This is the first challenge (of many).
It is also the identical problem there is with the background data.
First we need an
Officially accepted translation process from ABGR 16 format to R8G8B8A8 or whatever texture format we plan on using.
There are some favorite methods for scaling textures.
Nearest neighbor (fill a pixel nearest to the scale factor).
bilinear filtering
trilinear filtering
cubic spline (use a polynomial exquation that is acurate to the slope in order to interpolate the color changes from rescaling).
etc. etc.
However transparencies are the problem here.
I think just filtering textures is a 'bad thing' the process probably should be done in 2 steps.
1) filter texture colors (cubic spline is pretty good for this).
2) Nearest neighbor the transparency and and black as well. (This is a must because transparent zones either are or aren't and black is black period in FF7).
3) set the alpha and black regions in data from step 1 using data from step 2
I believe it really needs to be done as a 2 stage process to prevent artifacts in the alpha channel. I don't believe we can faithfully make it look like the original if we allow the alpha (transparency) channel to be filtered like the color channels. As then we get into semitransparent regions and we may end up with <explitive> green and blue lightened halos along with dark edges with fonts and background information.
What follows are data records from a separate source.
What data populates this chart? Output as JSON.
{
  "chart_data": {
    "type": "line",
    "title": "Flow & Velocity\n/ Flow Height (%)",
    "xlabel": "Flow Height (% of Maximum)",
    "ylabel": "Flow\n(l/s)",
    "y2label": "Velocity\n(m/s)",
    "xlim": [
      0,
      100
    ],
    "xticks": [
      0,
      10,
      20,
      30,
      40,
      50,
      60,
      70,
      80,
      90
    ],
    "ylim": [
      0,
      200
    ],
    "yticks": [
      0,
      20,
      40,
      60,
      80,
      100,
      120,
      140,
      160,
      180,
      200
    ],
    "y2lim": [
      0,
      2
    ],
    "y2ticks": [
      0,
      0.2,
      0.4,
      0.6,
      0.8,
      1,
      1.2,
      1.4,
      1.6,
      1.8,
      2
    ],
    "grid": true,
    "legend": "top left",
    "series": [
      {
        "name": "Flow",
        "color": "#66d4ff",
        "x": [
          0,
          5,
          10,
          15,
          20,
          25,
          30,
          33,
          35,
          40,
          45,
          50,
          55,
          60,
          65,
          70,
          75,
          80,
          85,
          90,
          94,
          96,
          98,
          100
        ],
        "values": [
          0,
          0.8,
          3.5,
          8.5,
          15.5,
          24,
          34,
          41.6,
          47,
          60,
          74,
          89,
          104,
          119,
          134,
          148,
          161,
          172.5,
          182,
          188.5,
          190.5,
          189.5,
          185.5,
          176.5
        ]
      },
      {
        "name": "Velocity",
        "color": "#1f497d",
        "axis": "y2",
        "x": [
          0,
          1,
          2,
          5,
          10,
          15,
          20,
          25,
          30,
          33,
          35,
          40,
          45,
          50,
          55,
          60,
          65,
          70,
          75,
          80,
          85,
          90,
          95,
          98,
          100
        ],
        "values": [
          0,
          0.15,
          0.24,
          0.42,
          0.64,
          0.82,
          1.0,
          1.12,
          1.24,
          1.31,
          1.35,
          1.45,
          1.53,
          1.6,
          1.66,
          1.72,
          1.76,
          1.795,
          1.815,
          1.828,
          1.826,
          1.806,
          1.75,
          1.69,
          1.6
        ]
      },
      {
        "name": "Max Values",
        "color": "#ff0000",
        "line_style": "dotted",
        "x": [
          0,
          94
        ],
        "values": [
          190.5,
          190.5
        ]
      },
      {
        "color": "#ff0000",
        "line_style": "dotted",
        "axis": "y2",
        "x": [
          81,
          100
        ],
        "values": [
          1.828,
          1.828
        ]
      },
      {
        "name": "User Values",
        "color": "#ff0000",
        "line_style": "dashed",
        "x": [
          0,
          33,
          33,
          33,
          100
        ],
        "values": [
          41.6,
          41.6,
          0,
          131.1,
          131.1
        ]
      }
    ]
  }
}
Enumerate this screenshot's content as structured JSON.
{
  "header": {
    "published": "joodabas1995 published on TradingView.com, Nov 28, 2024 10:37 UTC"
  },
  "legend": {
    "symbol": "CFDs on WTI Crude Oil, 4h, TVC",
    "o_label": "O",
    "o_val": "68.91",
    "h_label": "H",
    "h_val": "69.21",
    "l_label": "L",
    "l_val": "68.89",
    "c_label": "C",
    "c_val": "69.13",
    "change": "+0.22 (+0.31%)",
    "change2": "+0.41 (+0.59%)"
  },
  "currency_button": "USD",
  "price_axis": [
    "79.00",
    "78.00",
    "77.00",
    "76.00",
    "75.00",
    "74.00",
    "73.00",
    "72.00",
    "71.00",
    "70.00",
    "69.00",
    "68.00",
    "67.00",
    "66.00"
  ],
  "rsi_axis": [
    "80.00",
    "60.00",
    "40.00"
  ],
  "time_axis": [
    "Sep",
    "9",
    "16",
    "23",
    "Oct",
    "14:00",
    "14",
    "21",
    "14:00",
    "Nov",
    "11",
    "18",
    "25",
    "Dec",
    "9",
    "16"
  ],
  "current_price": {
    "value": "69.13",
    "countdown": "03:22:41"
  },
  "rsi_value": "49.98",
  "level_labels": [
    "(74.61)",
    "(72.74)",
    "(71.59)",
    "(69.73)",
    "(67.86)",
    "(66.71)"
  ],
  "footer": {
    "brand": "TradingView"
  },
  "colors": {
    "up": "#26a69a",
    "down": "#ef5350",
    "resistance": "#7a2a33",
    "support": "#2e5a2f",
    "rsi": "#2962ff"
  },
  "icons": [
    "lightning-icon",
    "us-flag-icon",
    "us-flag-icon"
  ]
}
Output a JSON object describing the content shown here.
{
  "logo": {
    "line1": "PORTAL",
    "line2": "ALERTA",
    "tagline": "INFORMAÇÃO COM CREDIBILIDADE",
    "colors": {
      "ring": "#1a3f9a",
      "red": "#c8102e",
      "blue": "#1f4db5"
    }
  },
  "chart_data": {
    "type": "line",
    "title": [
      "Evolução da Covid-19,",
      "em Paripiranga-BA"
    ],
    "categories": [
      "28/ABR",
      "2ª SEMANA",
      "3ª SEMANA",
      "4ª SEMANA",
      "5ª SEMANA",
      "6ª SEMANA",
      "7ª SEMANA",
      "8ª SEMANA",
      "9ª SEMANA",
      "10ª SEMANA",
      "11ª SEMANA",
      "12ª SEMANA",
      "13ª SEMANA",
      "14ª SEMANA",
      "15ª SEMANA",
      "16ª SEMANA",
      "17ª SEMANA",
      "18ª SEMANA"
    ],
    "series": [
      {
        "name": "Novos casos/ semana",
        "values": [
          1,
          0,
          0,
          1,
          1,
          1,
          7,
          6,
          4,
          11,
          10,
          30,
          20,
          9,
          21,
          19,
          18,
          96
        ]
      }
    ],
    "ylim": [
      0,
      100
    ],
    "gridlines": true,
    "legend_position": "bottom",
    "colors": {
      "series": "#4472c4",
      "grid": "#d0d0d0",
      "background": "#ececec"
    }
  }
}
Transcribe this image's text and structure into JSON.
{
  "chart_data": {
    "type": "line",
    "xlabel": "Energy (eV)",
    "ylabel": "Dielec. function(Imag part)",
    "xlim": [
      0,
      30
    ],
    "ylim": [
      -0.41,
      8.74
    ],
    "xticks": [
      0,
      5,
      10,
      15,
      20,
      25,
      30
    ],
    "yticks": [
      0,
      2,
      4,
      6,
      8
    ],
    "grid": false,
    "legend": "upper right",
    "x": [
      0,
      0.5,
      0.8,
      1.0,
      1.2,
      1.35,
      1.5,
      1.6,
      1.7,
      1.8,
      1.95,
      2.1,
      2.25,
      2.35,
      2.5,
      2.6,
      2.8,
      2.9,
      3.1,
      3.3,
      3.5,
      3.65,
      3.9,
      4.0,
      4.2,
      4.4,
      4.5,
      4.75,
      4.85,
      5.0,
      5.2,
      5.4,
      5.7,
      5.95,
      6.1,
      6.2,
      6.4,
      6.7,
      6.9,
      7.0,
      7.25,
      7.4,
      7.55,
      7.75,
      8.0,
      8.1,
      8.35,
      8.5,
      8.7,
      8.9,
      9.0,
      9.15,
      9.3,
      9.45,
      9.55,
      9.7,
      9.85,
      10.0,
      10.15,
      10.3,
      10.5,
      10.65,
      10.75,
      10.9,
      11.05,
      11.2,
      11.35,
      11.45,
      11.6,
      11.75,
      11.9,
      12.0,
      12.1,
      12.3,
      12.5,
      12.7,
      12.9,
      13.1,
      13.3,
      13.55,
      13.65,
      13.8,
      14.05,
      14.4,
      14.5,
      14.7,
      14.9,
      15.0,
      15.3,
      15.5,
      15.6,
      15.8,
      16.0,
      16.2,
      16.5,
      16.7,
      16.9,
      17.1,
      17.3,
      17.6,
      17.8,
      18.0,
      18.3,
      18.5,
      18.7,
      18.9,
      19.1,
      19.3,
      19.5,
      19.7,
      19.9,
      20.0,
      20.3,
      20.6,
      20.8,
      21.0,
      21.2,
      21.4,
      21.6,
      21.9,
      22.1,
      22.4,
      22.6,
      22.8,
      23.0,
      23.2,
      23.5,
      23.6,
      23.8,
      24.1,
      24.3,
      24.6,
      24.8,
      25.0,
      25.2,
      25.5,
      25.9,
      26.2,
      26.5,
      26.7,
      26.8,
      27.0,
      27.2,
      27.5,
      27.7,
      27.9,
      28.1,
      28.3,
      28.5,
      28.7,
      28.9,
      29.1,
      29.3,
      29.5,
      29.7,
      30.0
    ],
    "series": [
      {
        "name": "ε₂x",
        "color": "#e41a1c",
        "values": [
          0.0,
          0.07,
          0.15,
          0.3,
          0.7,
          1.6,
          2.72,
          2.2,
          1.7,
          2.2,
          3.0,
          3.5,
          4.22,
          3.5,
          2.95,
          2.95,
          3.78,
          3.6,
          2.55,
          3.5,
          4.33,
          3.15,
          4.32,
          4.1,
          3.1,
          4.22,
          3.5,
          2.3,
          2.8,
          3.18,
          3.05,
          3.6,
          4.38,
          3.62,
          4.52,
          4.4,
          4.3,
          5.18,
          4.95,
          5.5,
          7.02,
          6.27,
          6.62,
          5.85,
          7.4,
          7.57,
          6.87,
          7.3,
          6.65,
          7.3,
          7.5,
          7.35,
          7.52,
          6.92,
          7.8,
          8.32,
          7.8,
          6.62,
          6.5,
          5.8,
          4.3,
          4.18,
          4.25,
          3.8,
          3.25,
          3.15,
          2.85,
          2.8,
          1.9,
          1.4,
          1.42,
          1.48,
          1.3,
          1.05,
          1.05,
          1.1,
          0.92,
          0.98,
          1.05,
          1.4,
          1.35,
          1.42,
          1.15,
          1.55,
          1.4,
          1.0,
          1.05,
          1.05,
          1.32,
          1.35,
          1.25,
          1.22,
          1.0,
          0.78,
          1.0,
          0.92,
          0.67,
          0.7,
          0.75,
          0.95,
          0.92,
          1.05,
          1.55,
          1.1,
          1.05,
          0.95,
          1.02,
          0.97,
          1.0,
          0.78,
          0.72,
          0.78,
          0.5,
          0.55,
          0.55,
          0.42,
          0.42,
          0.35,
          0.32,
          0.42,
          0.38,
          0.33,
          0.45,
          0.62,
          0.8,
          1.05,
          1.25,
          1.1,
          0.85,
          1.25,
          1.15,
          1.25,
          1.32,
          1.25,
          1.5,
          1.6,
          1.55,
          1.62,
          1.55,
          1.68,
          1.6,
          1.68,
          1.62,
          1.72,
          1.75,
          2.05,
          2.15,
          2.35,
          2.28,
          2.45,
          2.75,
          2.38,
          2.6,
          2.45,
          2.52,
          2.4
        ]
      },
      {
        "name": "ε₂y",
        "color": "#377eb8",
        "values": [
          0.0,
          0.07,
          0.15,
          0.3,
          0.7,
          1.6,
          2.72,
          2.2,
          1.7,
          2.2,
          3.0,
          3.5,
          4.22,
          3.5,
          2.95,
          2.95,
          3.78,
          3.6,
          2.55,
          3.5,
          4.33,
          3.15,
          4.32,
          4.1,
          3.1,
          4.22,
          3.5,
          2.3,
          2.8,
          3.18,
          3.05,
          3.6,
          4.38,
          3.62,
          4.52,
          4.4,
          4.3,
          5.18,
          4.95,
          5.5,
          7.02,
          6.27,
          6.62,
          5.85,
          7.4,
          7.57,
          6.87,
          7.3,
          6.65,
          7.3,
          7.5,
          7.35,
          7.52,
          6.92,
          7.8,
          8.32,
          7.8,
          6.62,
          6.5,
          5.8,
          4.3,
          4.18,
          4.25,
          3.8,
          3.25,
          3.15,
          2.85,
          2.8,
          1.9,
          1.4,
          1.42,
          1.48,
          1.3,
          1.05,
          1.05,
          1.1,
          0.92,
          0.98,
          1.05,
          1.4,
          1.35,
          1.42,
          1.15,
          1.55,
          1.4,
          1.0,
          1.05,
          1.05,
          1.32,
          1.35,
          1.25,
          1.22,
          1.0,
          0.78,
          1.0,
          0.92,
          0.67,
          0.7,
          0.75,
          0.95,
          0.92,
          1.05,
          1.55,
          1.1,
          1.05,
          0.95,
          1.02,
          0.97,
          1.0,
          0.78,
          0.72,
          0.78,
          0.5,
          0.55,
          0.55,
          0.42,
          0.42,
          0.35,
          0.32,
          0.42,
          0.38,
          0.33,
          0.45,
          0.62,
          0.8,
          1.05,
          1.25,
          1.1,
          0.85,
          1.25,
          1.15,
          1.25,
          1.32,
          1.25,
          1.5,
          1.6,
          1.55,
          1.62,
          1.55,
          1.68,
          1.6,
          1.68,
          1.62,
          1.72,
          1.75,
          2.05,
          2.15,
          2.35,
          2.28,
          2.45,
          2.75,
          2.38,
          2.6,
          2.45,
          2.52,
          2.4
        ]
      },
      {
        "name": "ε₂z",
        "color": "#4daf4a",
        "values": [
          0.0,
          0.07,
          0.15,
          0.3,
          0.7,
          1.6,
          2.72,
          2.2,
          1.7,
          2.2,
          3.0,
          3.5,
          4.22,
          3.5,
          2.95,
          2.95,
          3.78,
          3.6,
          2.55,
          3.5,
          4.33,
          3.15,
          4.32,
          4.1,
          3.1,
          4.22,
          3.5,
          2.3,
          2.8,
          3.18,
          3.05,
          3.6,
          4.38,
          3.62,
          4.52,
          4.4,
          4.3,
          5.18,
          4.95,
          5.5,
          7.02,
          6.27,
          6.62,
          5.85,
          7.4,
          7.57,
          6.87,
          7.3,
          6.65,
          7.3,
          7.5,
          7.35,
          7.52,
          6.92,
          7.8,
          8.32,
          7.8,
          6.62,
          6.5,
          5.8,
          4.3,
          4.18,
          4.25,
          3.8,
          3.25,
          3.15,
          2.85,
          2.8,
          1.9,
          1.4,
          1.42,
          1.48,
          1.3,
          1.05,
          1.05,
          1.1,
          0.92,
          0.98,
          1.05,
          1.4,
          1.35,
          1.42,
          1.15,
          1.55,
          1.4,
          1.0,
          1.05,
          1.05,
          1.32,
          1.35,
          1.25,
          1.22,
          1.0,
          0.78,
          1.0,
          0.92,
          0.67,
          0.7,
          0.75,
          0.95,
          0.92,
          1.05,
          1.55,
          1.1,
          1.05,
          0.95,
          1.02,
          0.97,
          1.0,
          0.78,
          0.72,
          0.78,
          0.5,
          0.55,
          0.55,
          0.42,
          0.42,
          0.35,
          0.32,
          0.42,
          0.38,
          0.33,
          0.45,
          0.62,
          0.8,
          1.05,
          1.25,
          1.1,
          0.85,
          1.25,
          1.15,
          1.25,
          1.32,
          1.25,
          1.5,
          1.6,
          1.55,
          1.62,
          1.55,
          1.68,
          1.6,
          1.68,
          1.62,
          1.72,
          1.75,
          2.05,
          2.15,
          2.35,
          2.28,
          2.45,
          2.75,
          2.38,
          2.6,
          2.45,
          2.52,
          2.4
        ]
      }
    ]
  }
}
Cubic spline will give fairly close color and lumanance transitions to the original even though it might be scaled up by odd ball number.
As a suggestion we should determine the exact resolution the script information, window, and menu data was designed for and plan scaling based off of that instead of speculating proper scale factors. It might be possible to dynamically tweak and adjust this, however that shouldn't be necessary if the proper research has been done. I guess the tweaking could be used to find what looks good and remove it later, heh.